🤖 AI Summary
Performance estimation for ML systems on large-scale GPU clusters faces challenges including modeling complexity, high overhead, and poor generalizability. This paper proposes a lightweight, high-fidelity real-time performance estimation framework that requires no modifications to models or frameworks. It leverages dynamic binary instrumentation to intercept GPU operations, integrates GPU semantic modeling, event-driven scheduling, and asynchronous I/O simulation—achieving, for the first time, tight integration between live-system execution and network-level simulation. The approach eliminates reliance on manually labeled data or static workloads. Deployed on a single GPU, it achieves state-of-the-art simulation accuracy (error < 8%), reduces human effort by 90%, and enables sub-second performance prediction for thousand-GPU cluster configurations.

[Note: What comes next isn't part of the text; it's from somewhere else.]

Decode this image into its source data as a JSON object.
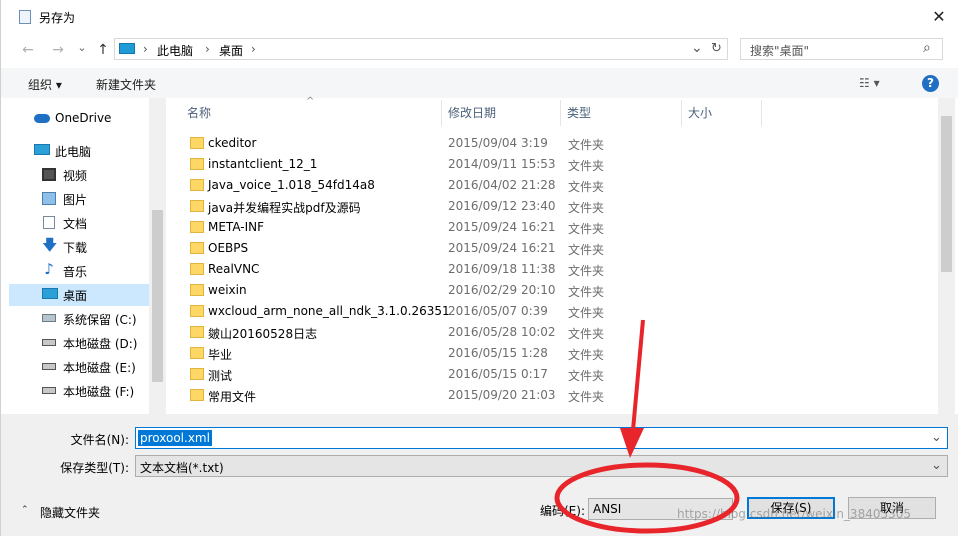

The framework significantly enhances generality, usability, and scalability.
📝 Abstract
To accommodate ever-increasing model complexity, modern machine learning (ML) systems have to scale to large GPU clusters. Changes in ML model architecture, ML system implementation, and cluster configuration can significantly affect overall ML system performance. However, quantifying the performance impact before deployment is challenging. Existing performance estimation methods use performance modeling or static workload simulation. These techniques are not general: they requires significant human effort and computation capacity to generate training data or a workload. It is also difficult to adapt ML systems to use these techniques. This paper introduces, Phantora, a live GPU cluster simulator for performance estimation. Phantora runs minimally modified ML models and frameworks, intercepting and simulating GPU-related operations to enable high-fidelity performance estimation. Phantora overcomes several research challenges in integrating an event-driven network simulator with live system execution, and introduces a set of techniques to improve simulation speed, scalability, and accuracy. Our evaluation results show that Phantora can deliver similar estimation accuracy to the state-of-the-art workload simulation approach with only one GPU, while reducing human effort and increasing generalizability.